I watched her. Truly watched her. The Sovereign core in my chest began to hum, not just providing power, but analyzing. I saw the way her internal energy—her qi—flowed from her core to her fingertips. I felt the frequency of the cold.
She lunged, her palm aimed directly at my throat.
I didn't dodge. I mirrored.
I twisted my wrist exactly the way she had, channeling the golden energy of the Anchor into the same jagged, spiraling pattern I had just witnessed. I felt the heat of my power suddenly invert, turning into a biting, crystalline chill.
Our palms met in the center of the room.
CRACK.
A dome of frost exploded outward, freezing the champagne in the glasses and shattering the remaining chandeliers. We stood locked, palm to palm.
Seraphina's eyes widened until the silver irises were surrounded by white. Her hand was trembling. Not from strength, but from shock.
"That's... that's the Frost Palm," she whispered, her voice trembling. "That is a hidden technique of the Shadow Sect. It takes decades to master the internal circulation required to survive the cold. How did you...?"
"Like this?" I pushed.
The golden-blue energy surged, mimicking her technique with terrifying precision, but with ten times the raw output. She was thrown back, her boots skidding across the ice-slicked marble. She barely caught herself, her breathing coming in ragged gasps.

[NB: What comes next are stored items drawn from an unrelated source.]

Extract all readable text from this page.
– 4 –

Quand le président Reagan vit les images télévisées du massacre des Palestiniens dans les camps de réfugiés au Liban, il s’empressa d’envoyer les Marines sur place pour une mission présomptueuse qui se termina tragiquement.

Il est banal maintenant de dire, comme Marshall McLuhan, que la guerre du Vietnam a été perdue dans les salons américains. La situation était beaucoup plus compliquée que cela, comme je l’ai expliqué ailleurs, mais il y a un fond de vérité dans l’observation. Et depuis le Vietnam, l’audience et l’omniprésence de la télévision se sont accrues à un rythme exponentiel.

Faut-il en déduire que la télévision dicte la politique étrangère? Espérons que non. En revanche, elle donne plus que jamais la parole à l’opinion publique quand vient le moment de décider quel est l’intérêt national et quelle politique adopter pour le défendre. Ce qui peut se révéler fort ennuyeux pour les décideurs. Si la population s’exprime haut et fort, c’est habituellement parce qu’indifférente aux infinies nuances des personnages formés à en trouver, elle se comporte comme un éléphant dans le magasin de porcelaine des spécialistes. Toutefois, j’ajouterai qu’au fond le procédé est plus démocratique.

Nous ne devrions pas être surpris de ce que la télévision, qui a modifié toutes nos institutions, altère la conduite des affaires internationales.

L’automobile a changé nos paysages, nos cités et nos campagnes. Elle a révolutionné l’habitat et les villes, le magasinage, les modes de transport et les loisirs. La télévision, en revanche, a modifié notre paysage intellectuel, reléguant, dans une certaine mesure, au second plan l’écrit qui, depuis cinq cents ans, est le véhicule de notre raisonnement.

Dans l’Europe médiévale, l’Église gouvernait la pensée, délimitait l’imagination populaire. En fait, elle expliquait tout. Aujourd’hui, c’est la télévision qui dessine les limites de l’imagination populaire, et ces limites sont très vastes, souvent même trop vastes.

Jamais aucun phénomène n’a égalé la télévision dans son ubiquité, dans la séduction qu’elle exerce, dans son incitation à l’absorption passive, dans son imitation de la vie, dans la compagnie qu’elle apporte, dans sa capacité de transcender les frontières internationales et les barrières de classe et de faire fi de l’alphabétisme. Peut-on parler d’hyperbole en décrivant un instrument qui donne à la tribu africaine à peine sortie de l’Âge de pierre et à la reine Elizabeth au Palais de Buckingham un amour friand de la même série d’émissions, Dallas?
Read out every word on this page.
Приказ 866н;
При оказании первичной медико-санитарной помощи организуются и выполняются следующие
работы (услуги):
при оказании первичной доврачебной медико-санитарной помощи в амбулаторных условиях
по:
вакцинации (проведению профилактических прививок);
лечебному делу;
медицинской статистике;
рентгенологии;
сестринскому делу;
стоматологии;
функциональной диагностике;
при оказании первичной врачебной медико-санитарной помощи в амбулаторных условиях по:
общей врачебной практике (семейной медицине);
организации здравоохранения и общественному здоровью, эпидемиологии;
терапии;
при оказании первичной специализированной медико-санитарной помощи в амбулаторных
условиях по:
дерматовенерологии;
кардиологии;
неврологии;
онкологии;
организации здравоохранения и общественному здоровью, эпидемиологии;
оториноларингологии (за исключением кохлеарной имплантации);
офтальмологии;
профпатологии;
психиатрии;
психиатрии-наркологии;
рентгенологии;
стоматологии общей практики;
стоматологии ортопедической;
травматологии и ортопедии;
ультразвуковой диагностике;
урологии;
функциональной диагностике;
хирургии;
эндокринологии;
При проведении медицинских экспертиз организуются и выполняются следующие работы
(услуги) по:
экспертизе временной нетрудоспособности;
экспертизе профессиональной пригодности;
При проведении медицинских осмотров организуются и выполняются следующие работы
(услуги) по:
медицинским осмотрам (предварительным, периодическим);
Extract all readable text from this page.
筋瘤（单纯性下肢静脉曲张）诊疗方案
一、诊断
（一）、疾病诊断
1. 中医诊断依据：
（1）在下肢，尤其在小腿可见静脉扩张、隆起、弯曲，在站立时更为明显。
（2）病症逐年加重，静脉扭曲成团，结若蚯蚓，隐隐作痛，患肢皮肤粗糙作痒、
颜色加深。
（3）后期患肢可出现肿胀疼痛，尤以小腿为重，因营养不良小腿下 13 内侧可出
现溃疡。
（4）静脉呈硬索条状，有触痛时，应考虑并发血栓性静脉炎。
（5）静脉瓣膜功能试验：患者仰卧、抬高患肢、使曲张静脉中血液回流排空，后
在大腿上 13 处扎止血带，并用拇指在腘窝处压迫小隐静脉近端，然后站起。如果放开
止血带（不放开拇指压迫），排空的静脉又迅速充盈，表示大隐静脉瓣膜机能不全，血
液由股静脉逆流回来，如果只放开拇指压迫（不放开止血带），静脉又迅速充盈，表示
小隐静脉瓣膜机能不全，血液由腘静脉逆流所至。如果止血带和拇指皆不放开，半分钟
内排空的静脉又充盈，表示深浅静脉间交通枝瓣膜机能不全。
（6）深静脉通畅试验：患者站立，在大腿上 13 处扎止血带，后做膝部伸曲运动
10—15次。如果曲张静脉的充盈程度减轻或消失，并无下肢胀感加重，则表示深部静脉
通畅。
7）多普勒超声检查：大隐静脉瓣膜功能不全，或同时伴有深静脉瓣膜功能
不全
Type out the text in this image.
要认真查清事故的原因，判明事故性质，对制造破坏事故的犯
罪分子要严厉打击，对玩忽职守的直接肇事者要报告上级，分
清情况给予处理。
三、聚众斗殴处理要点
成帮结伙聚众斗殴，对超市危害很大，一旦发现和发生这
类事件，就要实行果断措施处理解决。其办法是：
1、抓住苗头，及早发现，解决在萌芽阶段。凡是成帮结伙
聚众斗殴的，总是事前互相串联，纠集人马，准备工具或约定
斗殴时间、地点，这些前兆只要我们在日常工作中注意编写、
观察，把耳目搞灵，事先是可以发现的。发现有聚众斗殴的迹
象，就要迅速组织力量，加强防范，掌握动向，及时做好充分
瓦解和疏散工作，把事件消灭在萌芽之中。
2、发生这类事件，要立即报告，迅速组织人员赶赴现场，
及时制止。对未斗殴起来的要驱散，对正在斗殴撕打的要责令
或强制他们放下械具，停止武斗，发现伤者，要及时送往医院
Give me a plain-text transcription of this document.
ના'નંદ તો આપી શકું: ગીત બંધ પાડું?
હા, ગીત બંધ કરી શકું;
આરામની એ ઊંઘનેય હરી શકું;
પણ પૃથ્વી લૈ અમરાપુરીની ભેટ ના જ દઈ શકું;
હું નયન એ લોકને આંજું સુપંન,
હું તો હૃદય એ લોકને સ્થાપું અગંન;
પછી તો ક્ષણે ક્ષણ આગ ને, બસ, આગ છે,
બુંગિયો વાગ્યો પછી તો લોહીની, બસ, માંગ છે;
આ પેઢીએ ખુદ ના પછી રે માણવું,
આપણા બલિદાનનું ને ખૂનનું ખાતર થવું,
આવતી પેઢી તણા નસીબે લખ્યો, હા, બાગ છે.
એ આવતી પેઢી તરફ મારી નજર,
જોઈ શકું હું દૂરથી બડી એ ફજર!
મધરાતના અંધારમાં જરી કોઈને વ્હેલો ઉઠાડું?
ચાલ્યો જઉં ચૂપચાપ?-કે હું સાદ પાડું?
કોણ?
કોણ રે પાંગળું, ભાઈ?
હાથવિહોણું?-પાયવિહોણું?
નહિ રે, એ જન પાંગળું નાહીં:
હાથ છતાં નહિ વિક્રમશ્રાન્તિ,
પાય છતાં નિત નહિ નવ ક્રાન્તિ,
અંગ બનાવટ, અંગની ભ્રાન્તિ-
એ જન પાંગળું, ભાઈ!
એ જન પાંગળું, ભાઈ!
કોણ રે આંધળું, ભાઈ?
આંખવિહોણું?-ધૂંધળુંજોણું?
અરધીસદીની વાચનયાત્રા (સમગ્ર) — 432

"You didn't just block it," she muttered, looking at her own hand, which was now beginning to turn blue. "You replicated it. In seconds."
"Is that supposed to be hard?" I asked, the golden runes on my skin glowing brighter.
She backed away, her previous arrogance replaced by a look of genuine terror. She reached into her sleeve and pulled out a small, silver signaling flare.
"Natural Origin," she breathed, the words sounding like a curse. "You aren't a descendant of a branch family. You're a Natural Origin cultivator. You're a living source."
She looked at me, her eyes darting to the windows where the General's fleet was still visible in the distance.
"Elias," she said, her voice now deadly serious. "You have no idea what you just did. The Shadow Sect was protecting Marcus for money. But for a Natural Origin... they will burn this entire city to the ground just to put a collar on your neck."
She smashed the flare on the ground. A pillar of silver light shot through the ceiling, punching a hole through the roof of the skyscraper.
"They're coming for you," she said, her form beginning to fade into the silver mist. "And I don't think you're ready for what happens when the Grandmasters feel your pulse."
I stepped forward to grab her, but my hand passed through empty air. She was gone.
I stood alone in the wrecked ballroom, the frost still thick on the floor, as the sound of a hundred distant, rhythmic drums began to echo from the sky.